For projects such as these, the ADSUN network, highlighted by the DIDS, is crucial to identifying and guiding technology during its development cycle, through to the point where it can be acquired for the warfighter.
“It’s about guiding and coordinating the external IS&T ecosystem, it’s about ensuring that effort is spent on things that will have impact and, at the end of the day, it’s really about optimising the use of the total ecosystem,” Dr Kershaw summarises.
“Australia has innovative defence industry and world-class researchers. We need to be smart about how we utilise our resources and the work we’re doing through the various nodes of ADSUN and with state governments.
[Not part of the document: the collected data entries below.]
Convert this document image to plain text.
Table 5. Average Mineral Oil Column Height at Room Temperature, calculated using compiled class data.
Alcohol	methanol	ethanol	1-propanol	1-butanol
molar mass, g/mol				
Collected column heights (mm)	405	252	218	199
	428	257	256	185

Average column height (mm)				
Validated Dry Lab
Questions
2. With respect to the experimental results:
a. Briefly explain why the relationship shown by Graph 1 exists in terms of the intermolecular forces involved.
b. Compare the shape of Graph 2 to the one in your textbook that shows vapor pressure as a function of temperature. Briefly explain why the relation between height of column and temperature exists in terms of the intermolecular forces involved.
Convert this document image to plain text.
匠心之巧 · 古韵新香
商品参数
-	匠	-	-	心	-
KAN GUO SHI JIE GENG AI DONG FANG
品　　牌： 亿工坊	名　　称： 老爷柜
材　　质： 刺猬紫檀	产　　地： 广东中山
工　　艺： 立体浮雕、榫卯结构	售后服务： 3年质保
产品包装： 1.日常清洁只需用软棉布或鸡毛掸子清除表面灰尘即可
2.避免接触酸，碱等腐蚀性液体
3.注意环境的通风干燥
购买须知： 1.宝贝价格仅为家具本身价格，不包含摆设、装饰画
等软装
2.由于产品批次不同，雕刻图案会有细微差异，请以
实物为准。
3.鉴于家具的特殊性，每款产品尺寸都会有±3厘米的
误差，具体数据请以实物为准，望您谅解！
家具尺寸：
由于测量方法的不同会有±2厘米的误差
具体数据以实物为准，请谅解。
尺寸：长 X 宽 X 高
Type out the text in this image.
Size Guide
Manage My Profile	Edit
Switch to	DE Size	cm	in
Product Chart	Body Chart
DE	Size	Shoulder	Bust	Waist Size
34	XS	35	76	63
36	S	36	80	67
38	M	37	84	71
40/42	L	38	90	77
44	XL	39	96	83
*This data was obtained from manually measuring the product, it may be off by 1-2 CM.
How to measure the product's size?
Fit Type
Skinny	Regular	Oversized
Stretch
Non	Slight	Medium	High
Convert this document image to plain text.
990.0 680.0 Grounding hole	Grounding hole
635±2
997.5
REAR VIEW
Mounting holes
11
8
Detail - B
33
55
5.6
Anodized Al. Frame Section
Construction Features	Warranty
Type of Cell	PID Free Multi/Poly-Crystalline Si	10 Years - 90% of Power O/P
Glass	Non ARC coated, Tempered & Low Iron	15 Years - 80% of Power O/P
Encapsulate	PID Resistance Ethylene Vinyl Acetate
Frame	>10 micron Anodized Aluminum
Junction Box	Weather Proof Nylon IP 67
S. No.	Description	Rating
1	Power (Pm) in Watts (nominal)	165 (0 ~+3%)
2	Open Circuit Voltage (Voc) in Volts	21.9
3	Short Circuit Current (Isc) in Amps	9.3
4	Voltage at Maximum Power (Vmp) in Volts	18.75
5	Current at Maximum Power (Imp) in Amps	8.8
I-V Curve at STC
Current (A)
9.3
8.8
It’s about maximising the return on investment we make in IS&T for the benefit of Defence.”
Australian seed fund in Europe airports AI drone security
Harnessing the research capabilities of the Defence Science and Technology Group (DSTG) with universities and innovative Australian small and medium enterprises (SMEs) has resulted in a number of ongoing success stories, two of which will benefit Defence and civilian organisations alike.
In October last year, the Australian government aid package for Ukraine included counter-unmanned aerial systems developed by the company DroneShield to assist with defeating the large number of drones being used against Ukraine. Defence has been providing seed funding for DroneShield, including their teaming with the University of Technology Sydney’s (UTS) Intelligent Drone Laboratory to apply recent advancements in computer vision, image processing and deep learning technology to develop a real-time vision system for optically detecting drones.
The NSW-based Defence Industrial Network (DIN), a node in DSTG’s Australian Defence Science Universities Network (ADSUN), seed-funded the project in 2021 with an investment of $50,000.
The project has since developed an artificial intelligence-based drone detection system – which features increased use of autonomy – into the DroneOptID solution.
The system has been released commercially by DroneShield’s UK partner British Telecom and has been deployed to help protect a number of airports across Europe.
“DroneOptID is a good example of a project that was seed-funded and is now developed through to a capability,” explains DSTG’s Chief of Science Strategic Planning and Engagement Dr David Kershaw.
Another example is a project that started as a partnership, the emerging technology between the Defence Innovation Partnerships (DIP– the South Australian node of ADSUN) and the Innovation, Launch, Automation, Novel Materials, Communications and Hypersonics Hub (ILAuNCH) Trailblazer.
The project is an innovative solution developed by the University of South Australia with VPG Engineering, and mirror and camera system specialists SMR Australia to mature and space-qualify the new optical manufacturing process and materials.
It uses the emerging technology of freeform optics, enabled by new additive manufacturing technology, to provide satellites with optical payloads capable of increasing their fields of view significantly over present glass optics systems.
The technology allows complex shapes to be manufactured that are free from any constraints of symmetry of form or shape. This means that complex optical shapes such as mirrors can be designed and manufactured by the additive process to take on more complex shapes, therefore providing an increased field of view within smaller packaging sizes.
“This project demonstrates what iLaunch is all about; taking a Defence Innovation Partnership concept demonstrator that investigated the viability of freeform optical components for small satellites – and moving into production using Australian technology for real world application,” explains iLaunch Trailblazer’s Executive Director Darin Lovett.
“Through iLaunch we are growing a trained Australian workforce for space hardware, and in this case, bedding down new manufacturing techniques for these novel freeform mirrors for satellites.”